Writer's picture: Jessi PurdyJessi Purdy

Updated: Jul 4, 2024


Photo of SAG-AFTRA Strike taken on July 20, 2023. Attributed to Eden, Janine and Jim on flickr. https://creativecommons.org/licenses/by/2.0/
Photo of SAG-AFTRA Strike taken on July 20, 2023. Attributed to Eden, Janine and Jim on flickr. https://creativecommons.org/licenses/by/2.0/

The ongoing strikes by the Writers Guild of America (WGA) and SAG-AFTRA represent a united stand for more human-centered workplaces guided by the principles of Employee Care. Having been in several commercials back in the early 2000s and working as a background extra in the 2019 film 'Adam' over several days, I appreciate firsthand the issues at play. Though I never pursued acting enough to join SAG-AFTRA, my time on set exposed me to the tight budgets, long hours, and intense pressures cast and crew faced.


Seeing the difficult working conditions on set and the struggle of cast and crew to maintain fairness and compliance made me appreciate the necessary protections unions provide. Though negotiating primarily over benefits and compensation the WGA and SAG-AFTRA strikes aim to restore respect, equity, and empowerment for entertainment professionals.


By challenging outdated business practices, the writers and actors leading these strikes hope to cultivate workplaces grounded in the philosophy of Employee Care - where human relationships, relevance, recognition, and representation are valued, not exploited. Their demands tie directly to several key philosophies of care:


Human Relationships - Both unions aim to rebuild strained creative relationships and collaboration. The WGA challenges the abuse of understaffed writer rooms that diminish camaraderie. SAG-AFTRA seeks to restore trust between creatives and studios.


Human Respect - At their core, the strikes fight for fair pay that properly values writers and actors, not interchangeable commodities. Networks' resistance to standard cost-of-living increases shows disregard.


Human Relevance - With evolving viewing habits, both groups feel their relevance slipping as studios reap massive profits. Stagnant pay amid soaring budgets threatens their relevance.

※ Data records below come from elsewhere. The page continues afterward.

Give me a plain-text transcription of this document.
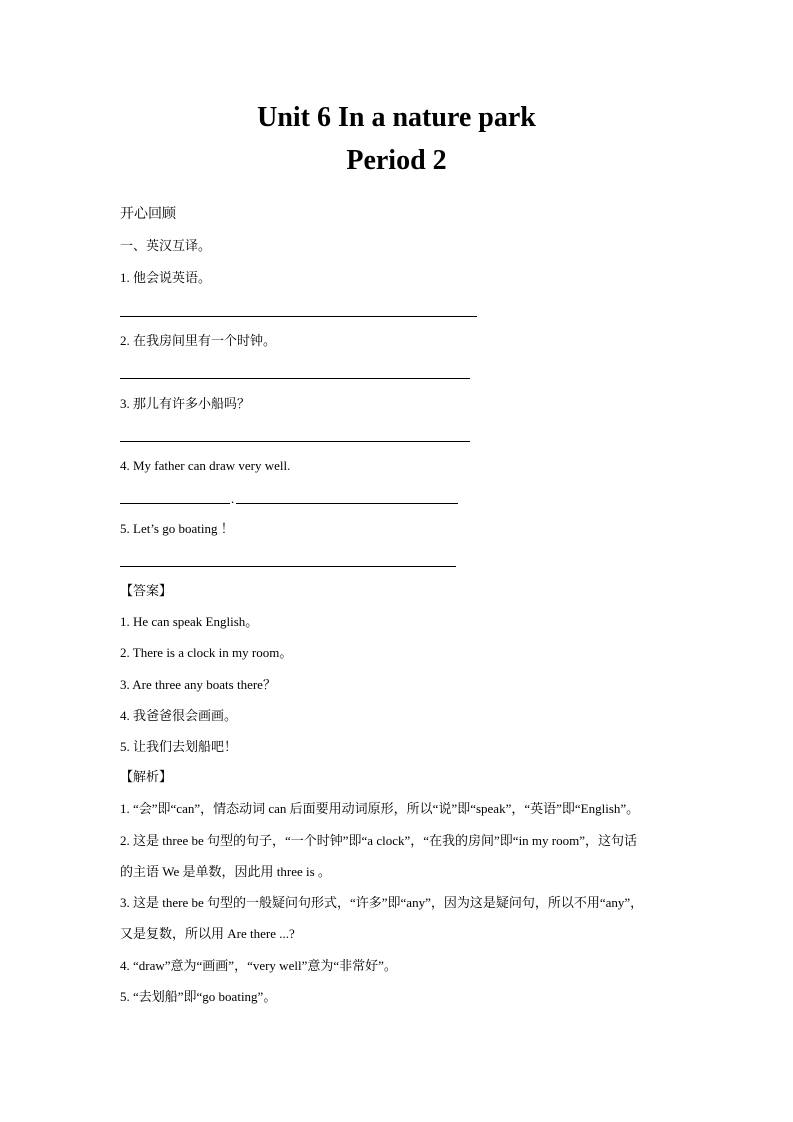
Unit 6 In a nature park
Period 2
开心回顾
一、英汉互译。
1. 他会说英语。
2. 在我房间里有一个时钟。
3. 那儿有许多小船吗？
4. My father can draw very well.
.
5. Let’s go boating ！
【答案】
1. He can speak English。
2. There is a clock in my room。
3. Are three any boats there？
4. 我爸爸很会画画。
5. 让我们去划船吧！
【解析】
1. “会”即“can”，情态动词 can 后面要用动词原形，所以“说”即“speak”，“英语”即“English”。
2. 这是 three be 句型的句子，“一个时钟”即“a clock”，“在我的房间”即“in my room”，这句话
的主语 We 是单数，因此用 three is 。
3. 这是 there be 句型的一般疑问句形式，“许多”即“any”，因为这是疑问句，所以不用“any”，
又是复数，所以用 Are there ...?
4. “draw”意为“画画”，“very well”意为“非常好”。
5. “去划船”即“go boating”。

Human Recognition - The crux is the struggle for overdue recognition of the vital cultural and financial contributions writers and actors make. Significant pay increases demonstrate this recognition.

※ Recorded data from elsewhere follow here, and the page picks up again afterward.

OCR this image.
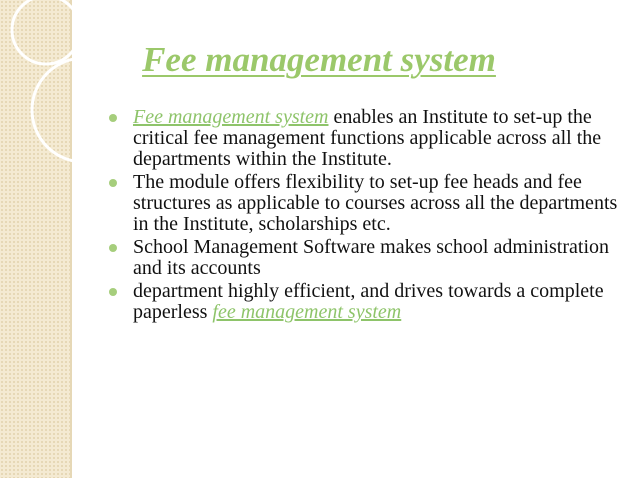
Fee management system
Fee management system enables an Institute to set-up the critical fee management functions applicable across all the departments within the Institute.
The module offers flexibility to set-up fee heads and fee structures as applicable to courses across all the departments in the Institute, scholarships etc.
School Management Software makes school administration and its accounts
department highly efficient, and drives towards a complete paperless fee management system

Human Representation - The unions are also pushing back against technologies like AI that could make human creativity expendable through generated content. Safeguarding livelihoods resists forces that could marginalize human voices.

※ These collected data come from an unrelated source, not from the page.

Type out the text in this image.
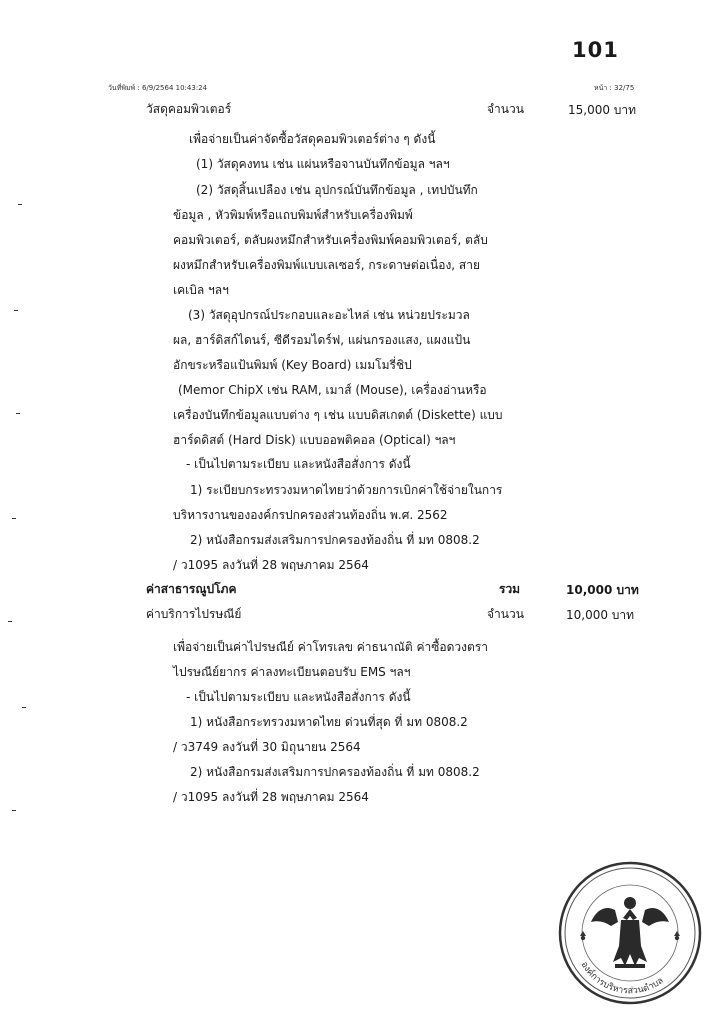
101
วันที่พิมพ์ : 6/9/2564 10:43:24	หน้า : 32/75
วัสดุคอมพิวเตอร์	จำนวน	15,000 บาท
เพื่อจ่ายเป็นค่าจัดซื้อวัสดุคอมพิวเตอร์ต่าง ๆ ดังนี้
(1) วัสดุคงทน เช่น แผ่นหรือจานบันทึกข้อมูล ฯลฯ
(2) วัสดุสิ้นเปลือง เช่น อุปกรณ์บันทึกข้อมูล , เทปบันทึก
ข้อมูล , หัวพิมพ์หรือแถบพิมพ์สำหรับเครื่องพิมพ์
คอมพิวเตอร์, ตลับผงหมึกสำหรับเครื่องพิมพ์คอมพิวเตอร์, ตลับ
ผงหมึกสำหรับเครื่องพิมพ์แบบเลเซอร์, กระดาษต่อเนื่อง, สาย
เคเบิล ฯลฯ
(3) วัสดุอุปกรณ์ประกอบและอะไหล่ เช่น หน่วยประมวล
ผล, ฮาร์ดิสก์ไดนร์, ซีดีรอมไดร์ฟ, แผ่นกรองแสง, แผงแป้น
อักขระหรือแป้นพิมพ์ (Key Board) เมมโมรี่ชิป
(Memor ChipX เช่น RAM, เมาส์ (Mouse), เครื่องอ่านหรือ
เครื่องบันทึกข้อมูลแบบต่าง ๆ เช่น แบบดิสเกตต์ (Diskette) แบบ
ฮาร์ดดิสต์ (Hard Disk) แบบออพติคอล (Optical) ฯลฯ
- เป็นไปตามระเบียบ และหนังสือสั่งการ ดังนี้
1) ระเบียบกระทรวงมหาดไทยว่าด้วยการเบิกค่าใช้จ่ายในการ
บริหารงานขององค์กรปกครองส่วนท้องถิ่น พ.ศ. 2562
2) หนังสือกรมส่งเสริมการปกครองท้องถิ่น ที่ มท 0808.2
/ ว1095 ลงวันที่ 28 พฤษภาคม 2564
ค่าสาธารณูปโภค	รวม	10,000 บาท
ค่าบริการไปรษณีย์	จำนวน	10,000 บาท
เพื่อจ่ายเป็นค่าไปรษณีย์ ค่าโทรเลข ค่าธนาณัติ ค่าซื้อดวงตรา
ไปรษณีย์ยากร ค่าลงทะเบียนตอบรับ EMS ฯลฯ
- เป็นไปตามระเบียบ และหนังสือสั่งการ ดังนี้
1) หนังสือกระทรวงมหาดไทย ด่วนที่สุด ที่ มท 0808.2
/ ว3749 ลงวันที่ 30 มิถุนายน 2564
2) หนังสือกรมส่งเสริมการปกครองท้องถิ่น ที่ มท 0808.2
/ ว1095 ลงวันที่ 28 พฤษภาคม 2564
องค์การบริหารส่วนตำบล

At their core, the strikes aim to rebalance power and ensure the human element remains at the center of the creative process. By challenging outdated practices, writers and actors hope to cultivate workplaces grounded in the philosophy of Employee Care where all can thrive.


Having experienced the hard work required behind the scenes, I wholeheartedly support these efforts to rebalance power and ensure the human element remains at the center of the creative process. The entire industry will benefit from more caring standards focused on enabling all participants to thrive.